= 1859 Ulster revival =

The 1859 Ulster revival was a Christian revival in Ulster which spread to the rest of the United Kingdom. It has been reported that the revival produced 100,000 converts.

The revival began in Kells and Connor in County Antrim. In late 1857, through the encouragement of the minister of Connor Presbyterian Church, John Hamilton Moore, four recent converts began meeting in the Kells National Schoolhouse for prayer and Bible study. 1 January 1858 saw the first person converted as a direct result of the prayer meeting, and by the end of 1858 the attendance was around fifty. By Spring 1859 there were 16 prayer meetings in the parish. The revival spread to Ahoghill in March 1859 and then to Ballymena.
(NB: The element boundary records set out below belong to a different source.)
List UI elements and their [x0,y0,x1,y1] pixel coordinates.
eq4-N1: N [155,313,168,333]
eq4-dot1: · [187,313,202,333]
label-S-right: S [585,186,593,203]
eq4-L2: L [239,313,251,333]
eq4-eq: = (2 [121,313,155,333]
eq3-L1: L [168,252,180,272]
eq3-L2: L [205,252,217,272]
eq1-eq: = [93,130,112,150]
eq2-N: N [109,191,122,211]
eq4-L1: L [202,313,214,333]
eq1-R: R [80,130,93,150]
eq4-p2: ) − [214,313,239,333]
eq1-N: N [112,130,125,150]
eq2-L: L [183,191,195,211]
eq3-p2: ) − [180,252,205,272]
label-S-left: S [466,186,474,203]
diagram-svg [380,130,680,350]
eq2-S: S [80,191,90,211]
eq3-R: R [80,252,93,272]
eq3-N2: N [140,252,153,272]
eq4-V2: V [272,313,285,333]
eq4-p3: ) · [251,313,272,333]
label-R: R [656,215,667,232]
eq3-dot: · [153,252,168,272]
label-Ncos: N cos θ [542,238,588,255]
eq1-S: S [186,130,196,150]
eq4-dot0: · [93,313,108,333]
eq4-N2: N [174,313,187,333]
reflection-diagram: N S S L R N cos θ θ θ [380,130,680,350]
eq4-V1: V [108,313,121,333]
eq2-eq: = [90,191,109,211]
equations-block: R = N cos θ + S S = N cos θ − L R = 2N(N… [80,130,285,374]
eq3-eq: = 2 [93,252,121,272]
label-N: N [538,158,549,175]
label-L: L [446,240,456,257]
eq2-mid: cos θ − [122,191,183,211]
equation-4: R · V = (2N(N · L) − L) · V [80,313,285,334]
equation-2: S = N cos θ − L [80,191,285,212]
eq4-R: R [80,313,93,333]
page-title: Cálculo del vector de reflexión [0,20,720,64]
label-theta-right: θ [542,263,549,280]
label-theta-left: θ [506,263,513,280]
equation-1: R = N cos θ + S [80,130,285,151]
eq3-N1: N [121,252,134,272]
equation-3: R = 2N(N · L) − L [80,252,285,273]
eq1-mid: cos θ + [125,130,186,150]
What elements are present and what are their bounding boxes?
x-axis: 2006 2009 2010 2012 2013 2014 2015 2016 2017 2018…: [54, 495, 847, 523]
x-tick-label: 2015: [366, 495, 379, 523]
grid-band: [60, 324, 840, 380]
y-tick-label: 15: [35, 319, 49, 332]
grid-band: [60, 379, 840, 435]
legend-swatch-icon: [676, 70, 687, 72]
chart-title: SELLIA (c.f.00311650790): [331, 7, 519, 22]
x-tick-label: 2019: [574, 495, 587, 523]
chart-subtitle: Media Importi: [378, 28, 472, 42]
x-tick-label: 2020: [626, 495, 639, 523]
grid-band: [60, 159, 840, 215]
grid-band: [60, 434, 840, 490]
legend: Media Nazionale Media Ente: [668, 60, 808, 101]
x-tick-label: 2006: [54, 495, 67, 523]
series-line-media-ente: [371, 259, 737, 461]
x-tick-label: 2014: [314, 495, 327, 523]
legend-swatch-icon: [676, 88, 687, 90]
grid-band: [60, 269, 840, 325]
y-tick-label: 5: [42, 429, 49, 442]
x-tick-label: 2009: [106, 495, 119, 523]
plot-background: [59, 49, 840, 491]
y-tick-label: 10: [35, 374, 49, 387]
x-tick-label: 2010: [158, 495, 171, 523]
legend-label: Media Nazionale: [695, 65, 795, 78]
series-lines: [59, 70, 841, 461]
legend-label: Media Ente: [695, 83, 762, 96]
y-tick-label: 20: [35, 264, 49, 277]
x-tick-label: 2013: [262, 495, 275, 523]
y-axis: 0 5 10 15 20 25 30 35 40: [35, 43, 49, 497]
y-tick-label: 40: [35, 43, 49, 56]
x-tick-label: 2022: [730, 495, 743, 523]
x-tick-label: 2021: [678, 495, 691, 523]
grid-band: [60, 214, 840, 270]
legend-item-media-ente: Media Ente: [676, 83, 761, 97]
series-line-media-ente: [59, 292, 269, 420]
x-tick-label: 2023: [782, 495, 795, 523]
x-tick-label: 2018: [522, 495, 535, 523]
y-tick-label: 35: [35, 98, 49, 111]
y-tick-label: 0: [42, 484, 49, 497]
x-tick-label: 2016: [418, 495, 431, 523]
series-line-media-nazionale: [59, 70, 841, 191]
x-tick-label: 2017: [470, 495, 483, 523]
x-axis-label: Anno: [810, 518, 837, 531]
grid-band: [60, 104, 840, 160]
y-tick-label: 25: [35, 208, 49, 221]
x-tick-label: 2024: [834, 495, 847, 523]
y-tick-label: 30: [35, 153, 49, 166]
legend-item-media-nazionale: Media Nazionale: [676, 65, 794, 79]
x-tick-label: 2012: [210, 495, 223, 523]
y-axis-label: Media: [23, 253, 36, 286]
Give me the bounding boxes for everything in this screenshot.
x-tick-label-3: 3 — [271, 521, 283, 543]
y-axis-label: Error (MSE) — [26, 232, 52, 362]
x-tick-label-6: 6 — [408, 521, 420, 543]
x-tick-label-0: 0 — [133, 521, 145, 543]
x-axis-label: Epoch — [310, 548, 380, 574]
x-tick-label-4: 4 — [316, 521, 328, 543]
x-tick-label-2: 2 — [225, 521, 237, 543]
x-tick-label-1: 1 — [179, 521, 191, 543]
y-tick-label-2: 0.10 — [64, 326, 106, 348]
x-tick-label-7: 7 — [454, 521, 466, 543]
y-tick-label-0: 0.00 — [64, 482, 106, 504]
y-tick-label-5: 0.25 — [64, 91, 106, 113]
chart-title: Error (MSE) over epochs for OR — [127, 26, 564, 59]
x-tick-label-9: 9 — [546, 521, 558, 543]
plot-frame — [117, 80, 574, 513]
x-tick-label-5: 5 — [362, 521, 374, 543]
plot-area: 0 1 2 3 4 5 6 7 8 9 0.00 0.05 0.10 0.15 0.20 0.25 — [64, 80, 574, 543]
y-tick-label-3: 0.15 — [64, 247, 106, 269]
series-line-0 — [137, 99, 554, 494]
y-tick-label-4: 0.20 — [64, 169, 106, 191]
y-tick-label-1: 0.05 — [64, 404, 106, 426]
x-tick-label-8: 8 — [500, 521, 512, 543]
Although the revival started with laymen, revival preachers such as Henry Grattan Guinness and Brownlow North soon got involved. On one occasion North preached to 12,000 people at Newtonlimavady. James Bain, pastor of the Congregational church at Straid, described a typical Sunday during the revival in the following terms:
Our Sabbath services are continuous, from nine in the morning until ten at night. We are engaged from nine to twelve in prayer meetings for the young, from twelve to two in public service, from two to four in prayer meetings, from five to eight in the evening service, and finally in our evening prayer meeting.

The revival was a largely Presbyterian phenomenon, but not all Presbyterians supported it. William Gibson, Moderator of the Presbyterian Church of Ireland in 1859, wrote a book about the revival called Year of Grace: A History of the Ulster Revival of 1859. However, another Presbyterian minister wrote a response called The Year of Delusion.

J. Edwin Orr suggested that the 1859 revival "made a greater impact spiritually on Ireland, than anything else known since the days of St. Patrick." According to Ian Paisley, the revival is the reason that Northern Ireland is much more religiously conservative than the rest of the UK or Europe.